Being a horse dealer now, you will have noticed that I didn’t mention in my description of him that he can be tricky to catch and he is a challenging ride. In fact he is a little bucker. He has bucked my son off several times, bucked me off and most embarrassingly bucked off my mother’s oldest friend’s granddaughter. He has galloped victoriously through the village, reins and stirrups flying after dumping children, he has ruined riding lessons and has put both my children off riding for life. (Something for which I am aware I should maybe thank him, but we don't have that kind of relationship.) I did consider giving him a career putting other people’s children off riding – hiring him out a week at a time to frighten and disillusion pony mad children into a sensible, cheap sport. But where to advertise that kind of service?

So I advertised him for sale on a horsey website. I was a bit vague in the advertisement but resolved to be honest with anyone who got in touch about him. I didn’t want anyone else’s child’s dream of Olympic glory or true pony love being trampled beneath Grey Pony’s hard little hooves. I couldn’t have that on my conscience.

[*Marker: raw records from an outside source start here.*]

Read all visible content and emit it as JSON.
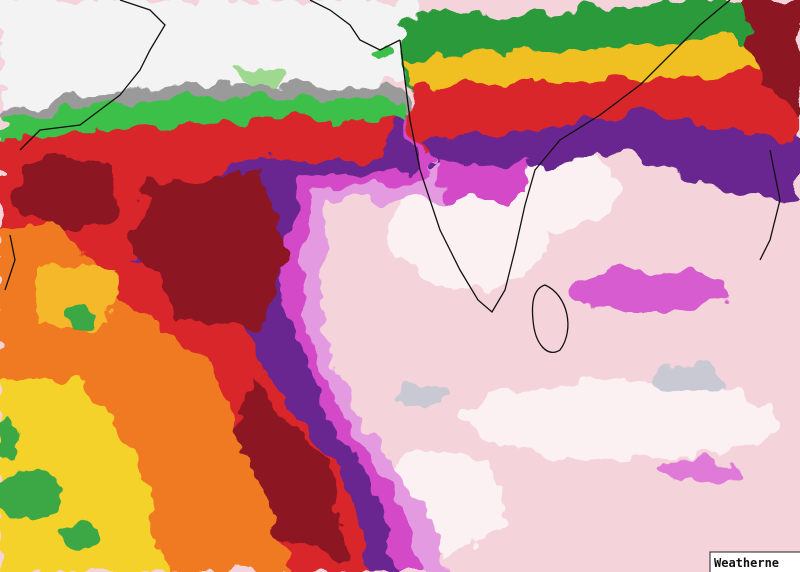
{
  "watermark": "Weatherne"
}
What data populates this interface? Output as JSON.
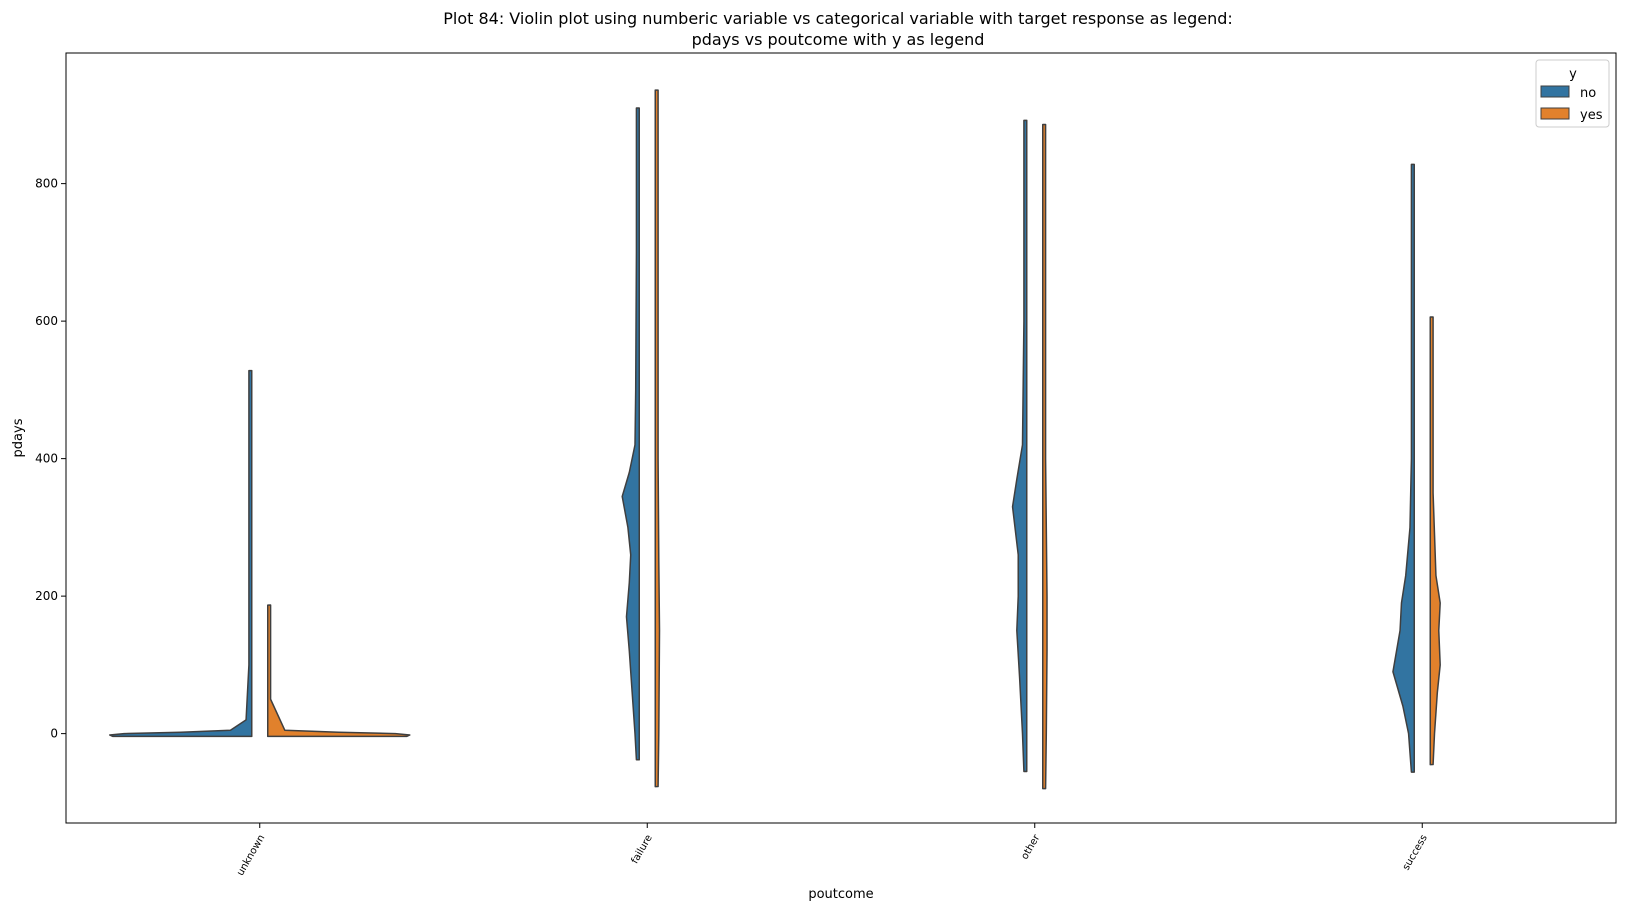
{
  "chart_data": {
    "type": "violin",
    "title_line1": "Plot 84: Violin plot using numberic variable vs categorical variable with target response as legend:",
    "title_line2": "pdays vs poutcome with y as legend",
    "xlabel": "poutcome",
    "ylabel": "pdays",
    "ylim": [
      -130,
      990
    ],
    "yticks": [
      0,
      200,
      400,
      600,
      800
    ],
    "grid": false,
    "legend_position": "top-right",
    "legend_title": "y",
    "colors": {
      "no": "#3274a1",
      "yes": "#e1812c",
      "outline": "#3f3f3f"
    },
    "categories": [
      "unknown",
      "failure",
      "other",
      "success"
    ],
    "series": [
      {
        "name": "no",
        "violins": [
          {
            "min": -4,
            "max": 528,
            "profile": [
              [
                -4,
                0.98
              ],
              [
                -2,
                1.0
              ],
              [
                0,
                0.9
              ],
              [
                2,
                0.5
              ],
              [
                5,
                0.15
              ],
              [
                20,
                0.04
              ],
              [
                100,
                0.02
              ],
              [
                300,
                0.02
              ],
              [
                528,
                0.02
              ]
            ]
          },
          {
            "min": -38,
            "max": 910,
            "profile": [
              [
                -38,
                0.02
              ],
              [
                0,
                0.03
              ],
              [
                60,
                0.05
              ],
              [
                120,
                0.07
              ],
              [
                170,
                0.09
              ],
              [
                220,
                0.07
              ],
              [
                260,
                0.06
              ],
              [
                300,
                0.08
              ],
              [
                345,
                0.12
              ],
              [
                380,
                0.07
              ],
              [
                420,
                0.03
              ],
              [
                500,
                0.025
              ],
              [
                700,
                0.02
              ],
              [
                910,
                0.02
              ]
            ]
          },
          {
            "min": -55,
            "max": 892,
            "profile": [
              [
                -55,
                0.02
              ],
              [
                0,
                0.03
              ],
              [
                80,
                0.05
              ],
              [
                150,
                0.07
              ],
              [
                200,
                0.06
              ],
              [
                260,
                0.06
              ],
              [
                330,
                0.1
              ],
              [
                370,
                0.07
              ],
              [
                420,
                0.03
              ],
              [
                600,
                0.02
              ],
              [
                892,
                0.02
              ]
            ]
          },
          {
            "min": -56,
            "max": 828,
            "profile": [
              [
                -56,
                0.02
              ],
              [
                0,
                0.04
              ],
              [
                40,
                0.08
              ],
              [
                90,
                0.15
              ],
              [
                150,
                0.1
              ],
              [
                190,
                0.09
              ],
              [
                230,
                0.06
              ],
              [
                300,
                0.03
              ],
              [
                400,
                0.02
              ],
              [
                828,
                0.02
              ]
            ]
          }
        ]
      },
      {
        "name": "yes",
        "violins": [
          {
            "min": -4,
            "max": 187,
            "profile": [
              [
                -4,
                0.98
              ],
              [
                -2,
                1.0
              ],
              [
                0,
                0.9
              ],
              [
                2,
                0.5
              ],
              [
                5,
                0.12
              ],
              [
                50,
                0.02
              ],
              [
                187,
                0.02
              ]
            ]
          },
          {
            "min": -77,
            "max": 936,
            "profile": [
              [
                -77,
                0.02
              ],
              [
                0,
                0.025
              ],
              [
                150,
                0.03
              ],
              [
                250,
                0.025
              ],
              [
                400,
                0.02
              ],
              [
                936,
                0.02
              ]
            ]
          },
          {
            "min": -80,
            "max": 886,
            "profile": [
              [
                -80,
                0.02
              ],
              [
                0,
                0.025
              ],
              [
                120,
                0.03
              ],
              [
                200,
                0.03
              ],
              [
                400,
                0.02
              ],
              [
                886,
                0.02
              ]
            ]
          },
          {
            "min": -45,
            "max": 606,
            "profile": [
              [
                -45,
                0.02
              ],
              [
                0,
                0.03
              ],
              [
                60,
                0.05
              ],
              [
                100,
                0.07
              ],
              [
                150,
                0.06
              ],
              [
                190,
                0.07
              ],
              [
                230,
                0.04
              ],
              [
                350,
                0.02
              ],
              [
                606,
                0.02
              ]
            ]
          }
        ]
      }
    ]
  }
}
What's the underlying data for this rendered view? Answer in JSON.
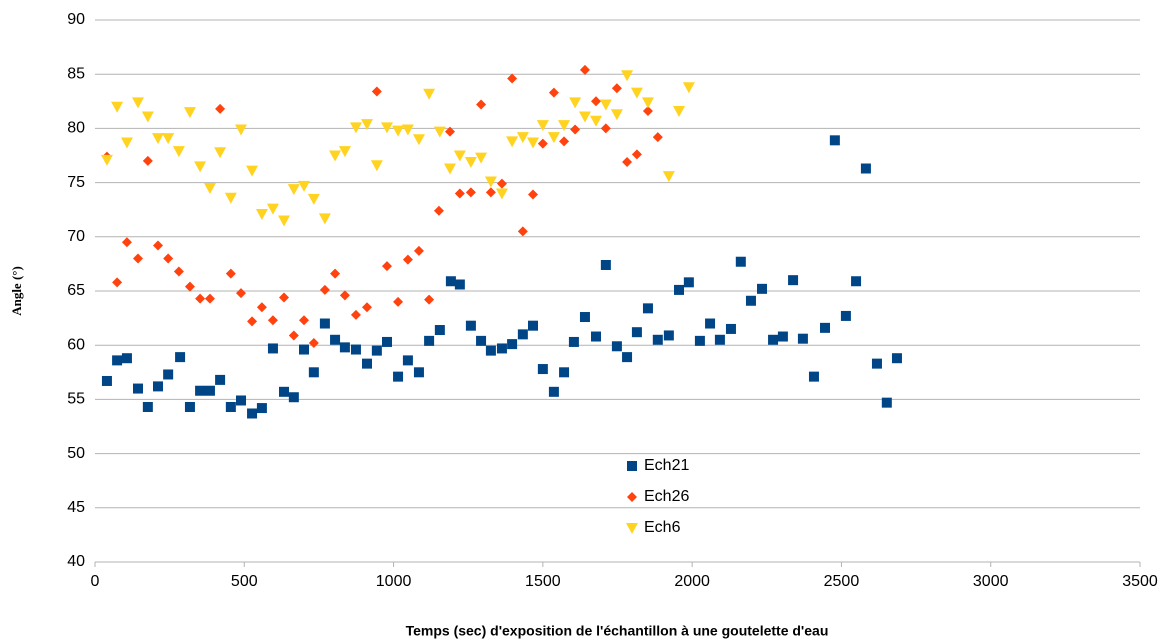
{
  "chart_data": {
    "type": "scatter",
    "x_label": "Temps (sec) d'exposition de l'échantillon à une goutelette d'eau",
    "y_label": "Angle (°)",
    "xlim": [
      0,
      3500
    ],
    "xticks": [
      0,
      500,
      1000,
      1500,
      2000,
      2500,
      3000,
      3500
    ],
    "ylim": [
      40,
      90
    ],
    "yticks": [
      40,
      45,
      50,
      55,
      60,
      65,
      70,
      75,
      80,
      85,
      90
    ],
    "grid": true,
    "legend": "center",
    "series": [
      {
        "name": "Ech21",
        "color": "#004586",
        "marker": "square",
        "x": [
          40,
          74,
          107,
          144,
          177,
          211,
          245,
          285,
          318,
          352,
          385,
          419,
          455,
          489,
          526,
          559,
          596,
          633,
          666,
          700,
          733,
          770,
          804,
          837,
          874,
          911,
          944,
          978,
          1015,
          1048,
          1085,
          1119,
          1155,
          1192,
          1222,
          1259,
          1293,
          1326,
          1363,
          1397,
          1433,
          1467,
          1500,
          1537,
          1571,
          1604,
          1641,
          1678,
          1711,
          1748,
          1782,
          1815,
          1852,
          1885,
          1922,
          1956,
          1989,
          2026,
          2060,
          2093,
          2130,
          2163,
          2197,
          2234,
          2271,
          2304,
          2338,
          2371,
          2408,
          2445,
          2478,
          2515,
          2549,
          2582,
          2619,
          2652,
          2686
        ],
        "values": [
          56.7,
          58.6,
          58.8,
          56.0,
          54.3,
          56.2,
          57.3,
          58.9,
          54.3,
          55.8,
          55.8,
          56.8,
          54.3,
          54.9,
          53.7,
          54.2,
          59.7,
          55.7,
          55.2,
          59.6,
          57.5,
          62.0,
          60.5,
          59.8,
          59.6,
          58.3,
          59.5,
          60.3,
          57.1,
          58.6,
          57.5,
          60.4,
          61.4,
          65.9,
          65.6,
          61.8,
          60.4,
          59.5,
          59.7,
          60.1,
          61.0,
          61.8,
          57.8,
          55.7,
          57.5,
          60.3,
          62.6,
          60.8,
          67.4,
          59.9,
          58.9,
          61.2,
          63.4,
          60.5,
          60.9,
          65.1,
          65.8,
          60.4,
          62.0,
          60.5,
          61.5,
          67.7,
          64.1,
          65.2,
          60.5,
          60.8,
          66.0,
          60.6,
          57.1,
          61.6,
          78.9,
          62.7,
          65.9,
          76.3,
          58.3,
          54.7,
          58.8
        ]
      },
      {
        "name": "Ech26",
        "color": "#ff420e",
        "marker": "diamond",
        "x": [
          40,
          74,
          107,
          144,
          177,
          211,
          245,
          281,
          318,
          352,
          385,
          419,
          455,
          489,
          526,
          559,
          596,
          633,
          666,
          700,
          733,
          770,
          804,
          837,
          874,
          911,
          944,
          978,
          1015,
          1048,
          1085,
          1119,
          1152,
          1189,
          1222,
          1259,
          1293,
          1326,
          1363,
          1397,
          1433,
          1467,
          1500,
          1537,
          1571,
          1608,
          1641,
          1678,
          1711,
          1748,
          1782,
          1815,
          1852,
          1885
        ],
        "values": [
          77.4,
          65.8,
          69.5,
          68.0,
          77.0,
          69.2,
          68.0,
          66.8,
          65.4,
          64.3,
          64.3,
          81.8,
          66.6,
          64.8,
          62.2,
          63.5,
          62.3,
          64.4,
          60.9,
          62.3,
          60.2,
          65.1,
          66.6,
          64.6,
          62.8,
          63.5,
          83.4,
          67.3,
          64.0,
          67.9,
          68.7,
          64.2,
          72.4,
          79.7,
          74.0,
          74.1,
          82.2,
          74.1,
          74.9,
          84.6,
          70.5,
          73.9,
          78.6,
          83.3,
          78.8,
          79.9,
          85.4,
          82.5,
          80.0,
          83.7,
          76.9,
          77.6,
          81.6,
          79.2
        ]
      },
      {
        "name": "Ech6",
        "color": "#ffd320",
        "marker": "triangle",
        "x": [
          40,
          74,
          107,
          144,
          177,
          211,
          245,
          281,
          318,
          352,
          385,
          419,
          455,
          489,
          526,
          559,
          596,
          633,
          666,
          700,
          733,
          770,
          804,
          837,
          874,
          911,
          944,
          978,
          1015,
          1048,
          1085,
          1119,
          1155,
          1189,
          1222,
          1259,
          1293,
          1326,
          1363,
          1397,
          1433,
          1467,
          1500,
          1537,
          1571,
          1608,
          1641,
          1678,
          1711,
          1748,
          1782,
          1815,
          1852,
          1922,
          1956,
          1989
        ],
        "values": [
          77.1,
          82.0,
          78.7,
          82.4,
          81.1,
          79.1,
          79.1,
          77.9,
          81.5,
          76.5,
          74.5,
          77.8,
          73.6,
          79.9,
          76.1,
          72.1,
          72.6,
          71.5,
          74.4,
          74.7,
          73.5,
          71.7,
          77.5,
          77.9,
          80.1,
          80.4,
          76.6,
          80.1,
          79.8,
          79.9,
          79.0,
          83.2,
          79.7,
          76.3,
          77.5,
          76.9,
          77.3,
          75.1,
          74.0,
          78.8,
          79.2,
          78.7,
          80.3,
          79.2,
          80.3,
          82.4,
          81.1,
          80.7,
          82.2,
          81.3,
          84.9,
          83.3,
          82.4,
          75.6,
          81.6,
          83.8
        ]
      }
    ]
  }
}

I was truthful with the first person who got me to call her back and then hung up on me. The second person said she didn’t mind buying a pony that needed work. I seized on this unguarded revelation and worked at it like a garrulous tinker at Appleby Fair. She wasn’t convinced. I may have told the third person that both my children have hacked him out alone but then I cracked and had to mention the few wee bucks he sometimes puts in. Conscience is not useful for horse dealers. The phone went quiet for weeks.

And then a friend said he had a friend in the horse business who might be interested. When I say in the horse business, she actually, er, runs a riding school. So lots of people’s children would be riding him. I think my friend told her the story of Grey Pony but I didn’t check meticulously. On Friday I loaded him up into the trailer and drove him over to be inspected by the riding school lady. (It wasn’t actually quite as simple as that. He ran away from me after I caught him and had to be apprehended by The Horse Whisperer, and then I loaded him up; hard little hooves, hard little heart, the whole lot.)

Riding school lady looked him over in the trailer and liked him. I was encouraged, so much so that when describing his time with us I’m not sure that I used the exact word ‘buck’. I unloaded him and walked him up. She made a few positive noises. I spoke eloquently about his time in the pony club with his previous owners. She scratched his nose and asked him if he would like to come and live with her. I maintained my impassive expression while my heart leapt at the prospect of possibly selling him before we go on holiday at Christmas. She asked if she could have him on trial for a bit. I managed to look regretful as I left him in her stable.

He has now been there for four days and I haven’t heard anything. Could no news be good news? I have told myself that if she thinks he is a suitable pony for a riding school with all her experience, then who am I to argue? We horse dealers can be so plausible.